Making the Meat Rounds, part 1

Hello again, blog. It seems that despite my assurances otherwise, I am once again neglecting you. Babies (Netflix)--what are you going to do? For now, I will try to appease you and your neglected spirit with these food pics. Just what the internet needs! 

We've been trying some of Central Texas's renowned BBQ of late, taking Sunday excursions with the baby about Austin. We've been to John Mueller's Meat Company a couple of times, and I'm happy to report that this spot made me realize I like, no, I love brisket.
Texas Cubed.

Baby is, perhaps, ready for solids.
Growing up, we had brisket often from the Smokehouse in Lindsay. At the Keck family reunion, the men would stay up all night tending to the brisket, a cauldron of beans, and a cooler of beer. The ladies were responsible for casseroles, kids, and everything else. I never really liked brisket, though I always ate a little. It made me feel nauseous, always just a little too rich, too smokey. 
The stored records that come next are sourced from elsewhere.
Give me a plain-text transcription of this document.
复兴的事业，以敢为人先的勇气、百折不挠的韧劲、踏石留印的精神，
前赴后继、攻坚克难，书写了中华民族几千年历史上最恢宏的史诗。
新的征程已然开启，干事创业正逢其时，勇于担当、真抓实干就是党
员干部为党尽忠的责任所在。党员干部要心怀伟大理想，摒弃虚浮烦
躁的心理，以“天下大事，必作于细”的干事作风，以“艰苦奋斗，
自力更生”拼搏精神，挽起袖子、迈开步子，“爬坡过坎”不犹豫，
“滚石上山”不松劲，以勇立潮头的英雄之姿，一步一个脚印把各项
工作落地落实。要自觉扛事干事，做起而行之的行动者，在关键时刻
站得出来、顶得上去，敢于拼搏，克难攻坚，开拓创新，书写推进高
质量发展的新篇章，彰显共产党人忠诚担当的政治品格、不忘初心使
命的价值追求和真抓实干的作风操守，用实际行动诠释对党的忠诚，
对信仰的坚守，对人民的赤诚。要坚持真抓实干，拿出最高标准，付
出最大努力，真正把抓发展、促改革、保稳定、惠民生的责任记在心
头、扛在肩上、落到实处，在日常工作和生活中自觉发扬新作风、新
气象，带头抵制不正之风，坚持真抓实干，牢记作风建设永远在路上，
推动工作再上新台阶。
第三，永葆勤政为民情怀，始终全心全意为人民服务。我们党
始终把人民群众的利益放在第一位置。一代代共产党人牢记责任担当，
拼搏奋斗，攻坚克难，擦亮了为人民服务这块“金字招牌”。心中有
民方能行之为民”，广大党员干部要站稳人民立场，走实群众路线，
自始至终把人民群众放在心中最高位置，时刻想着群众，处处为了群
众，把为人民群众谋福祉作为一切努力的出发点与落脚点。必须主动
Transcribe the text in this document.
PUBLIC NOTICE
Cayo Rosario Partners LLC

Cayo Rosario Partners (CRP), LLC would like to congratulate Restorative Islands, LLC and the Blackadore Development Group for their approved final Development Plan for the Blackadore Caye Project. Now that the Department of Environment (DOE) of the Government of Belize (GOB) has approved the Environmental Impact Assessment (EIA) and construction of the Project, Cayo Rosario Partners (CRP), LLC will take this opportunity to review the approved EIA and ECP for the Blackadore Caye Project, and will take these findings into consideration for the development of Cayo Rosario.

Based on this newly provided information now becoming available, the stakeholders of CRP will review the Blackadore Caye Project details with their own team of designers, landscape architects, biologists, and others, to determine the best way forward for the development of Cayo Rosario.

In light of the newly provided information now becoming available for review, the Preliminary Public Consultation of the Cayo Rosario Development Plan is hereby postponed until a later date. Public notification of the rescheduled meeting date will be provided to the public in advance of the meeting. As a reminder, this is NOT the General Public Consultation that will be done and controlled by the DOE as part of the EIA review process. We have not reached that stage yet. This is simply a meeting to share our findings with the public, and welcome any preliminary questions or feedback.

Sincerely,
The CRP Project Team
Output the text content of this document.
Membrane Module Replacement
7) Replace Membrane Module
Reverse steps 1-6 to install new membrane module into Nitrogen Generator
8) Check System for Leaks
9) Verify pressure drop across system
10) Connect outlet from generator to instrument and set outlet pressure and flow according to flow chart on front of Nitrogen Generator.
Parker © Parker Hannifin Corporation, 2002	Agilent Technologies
All that changed when I got ahold of Mueller's brisket. Holy hell, it's nothing like what I grew up eating, God bless dear Tom Hancock and Cecil Keck's souls. First off, the bark. It's thick and black and peppery and good grief the meat inside is still tender and wait a minute, even the fat is delicious and my God how does he do it?

Beats the hell out of me, but he also prepared the first smoked rib I ever liked. See above. (That's not me.)
Photo: Wyatt McSpadden
John Mueller's gained some infamy for being a curmudgeon and apparently a good enough cook to have his troubles publicized. When he walked over and handed us our free Lone Stars a couple weeks ago, I actually felt sort of nervous*. Well, if not nervous, then really self-aware, wondering as he walked away, how was my thank you? too much eye contact? overly eager? Maybe it was the mirrored aviators. Maybe it was me. (It was me.)

Most of the time he's a pretty great Twitter follow, so if you're into that sort of thing (Twitter, BBQ, played-up assholery, etc.), then by all means, get on that. If Twitter isn't your thing, you should still get over to 6th and Pedernales. John Mueller might change the way you think about brisket...and beer at 10:30 in the morning. He'll run out of meat before customers run out of appetite, so get there early, and don't whine.
 
*Don't worry. This isn't all that odd. I get nervous making small talk with cashiers and, at 38 (38!) get the 17-year-old-trying-to-buy-beer butterflies going through the checkout line with a bottle of wine at Whole Foods.